The glaring weakness on the Indians is the lack of a formidable right-handed outfield bat. The second Wild Card spot available to teams this year has turned so many teams into playoff contenders that there are simply not enough sellers on the market to satisfy the demand of the buyers out there.
After the San Diego Padres signed Carlos Quentin to an extension the other day, the number of quality available right-handed outfield bats within the Indians price range is down to one player—Chicago Cubs left fielder Alfonso Soriano.
If I were Indians GM Chris Antonetti I would be begging penurious owner Larry Dolan to take on enough money remaining on Alfonso Soriano's contract so that the Cubs would deal him for very little in return in terms of prospects. After this trade barrage from last year, coupled with a number of other prospects graduating to the big leagues, the cupboard is almost bare.
Other than shortstop Francisco Lindor there is not another prospect that other franchises will be drooling over to get their hands on. That severely restricts the very limited amount of targets on the barren market.

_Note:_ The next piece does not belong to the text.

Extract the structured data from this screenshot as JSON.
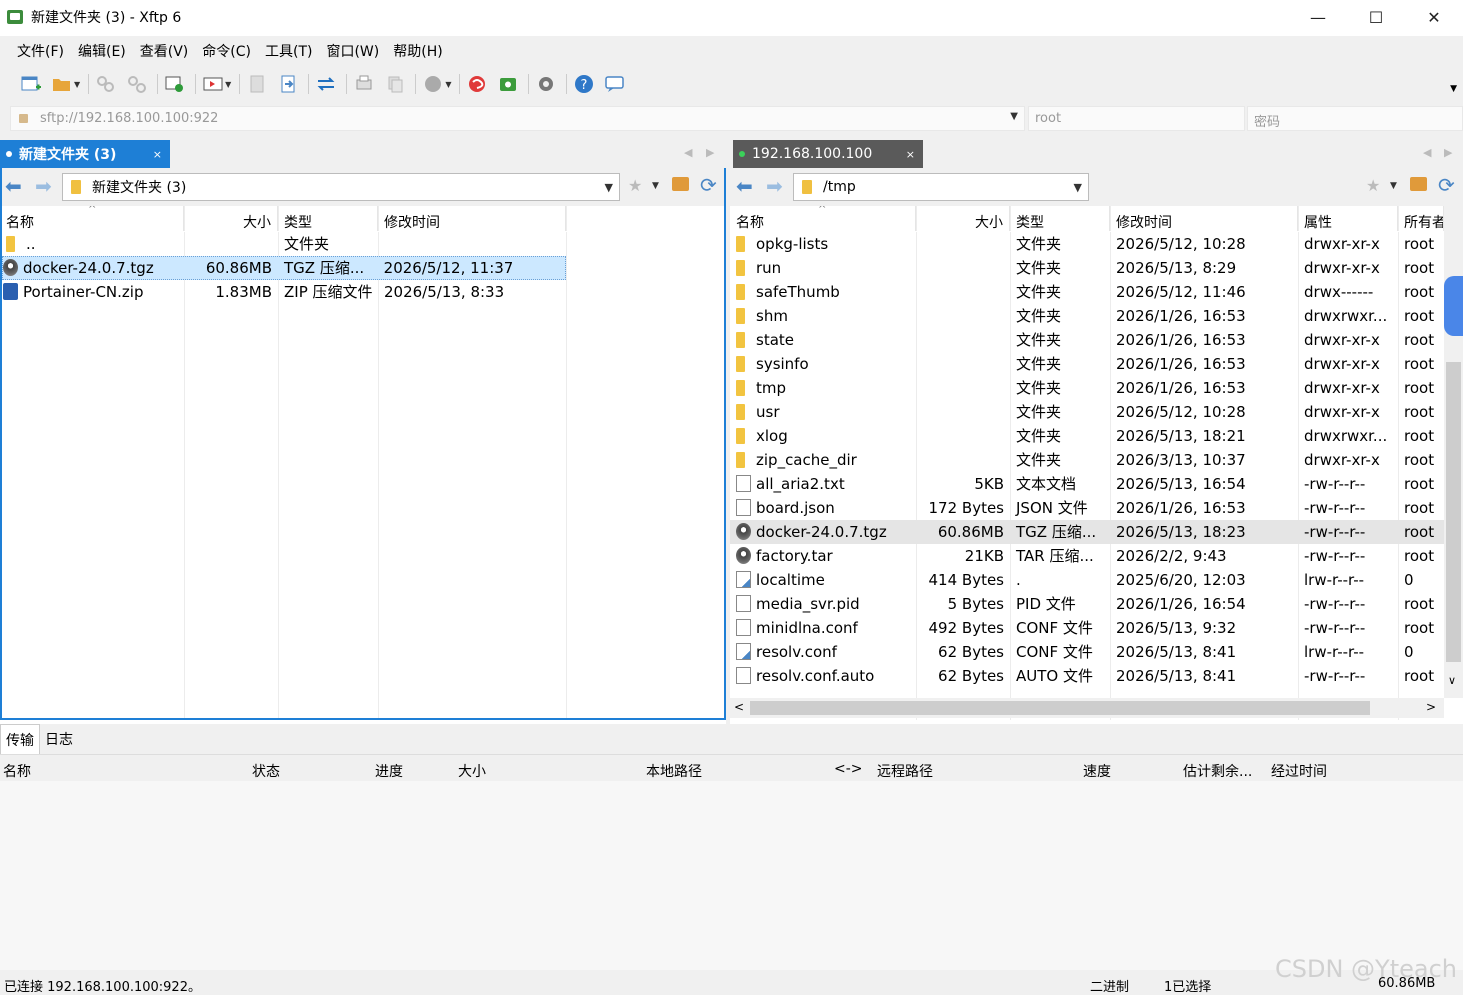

With that said the Indians should jettison several veterans in the last year of their contract to get some prospects that will either help them directly in the next year or two on the field or indirectly as trade chips in a slightly restocked cupboard.
I have two veterans and their replacements in mind.
Derek Lowe should be traded to a team looking for an upgrade to the back end of its rotation. Lowe is currently 8-8 with an ERA of 5.04. Personally, I feel like his ERA is deceptive. As a whole, Lowe has been pretty solid for the majority of the season. Just over two months ago he was 6-1 with an ERA of 2.05. Since that time his ERA has ballooned from two bad starts and two horrific starts.
The Indians will not get a top prospect for Lowe, but they should certainly be able to land a mid-level prospect if they were willing to eat a good chunk of the money left on his deal.
Over the next few weeks Jeanmar Gomez can take his spot in the rotation. Since being sent down to AAA Columbus, Gomez has gone 2-2 with a 1.86 ERA for the Clippers. If he does well in his return to the Tribe he should keep his spot in the rotation. If not, the looming return of Fausto Carmona (I knew him as Fausto Carmona for years and will always be Fausto Carmona to me despite it not being his "real" name) could bump either Gomez or Josh Tomlin from the rotation.
Travis "Pronk" Hafner should be traded to a team looking for either an upgrade at DH (assuming they are weak there), or, for National League teams, a high quality left-handed pinch hitter with power. In limited time, Hafner was hit eight home runs and has an on-base percentage of .363. That shows he can still get on base at a good clip and has enough pop in his bat to scare teams.
The market for Hafner will invariably be smaller than it is for Lowe. However, the Indians could probably still squeeze out a mid-level prospect for Hafner if they play their cards right.
Trading Hafner will open the door for Matt LaPorta to receive his last chance with the Indians. LaPorta has been marginal in his previous stints with the club over the last few years. However, he is once again having a good season down in AAA Columbus.
Trading Hafner allows LaPorta to finally sink or swim as he is out of minor league options at this point. He should be able to replicate Hafner's production and, more importantly, will help to balance the lineup by providing a desperately needed right-handed bat on a consistent basis.
Both of these trades will not cripple the Indians' chances of making the playoffs this year. They are not trading away any of the young core players from the roster either. Instead, it increases the odds they can compete for a playoff spot next year. Realistically, there are just too many teams to leapfrog this year.
Hopefully, Larry Dolan opens his wallet wide enough to trade for Alfonso Soriano so that I can have some hope for this year without mortgaging anything for the future as well. I will not be holding my breath though.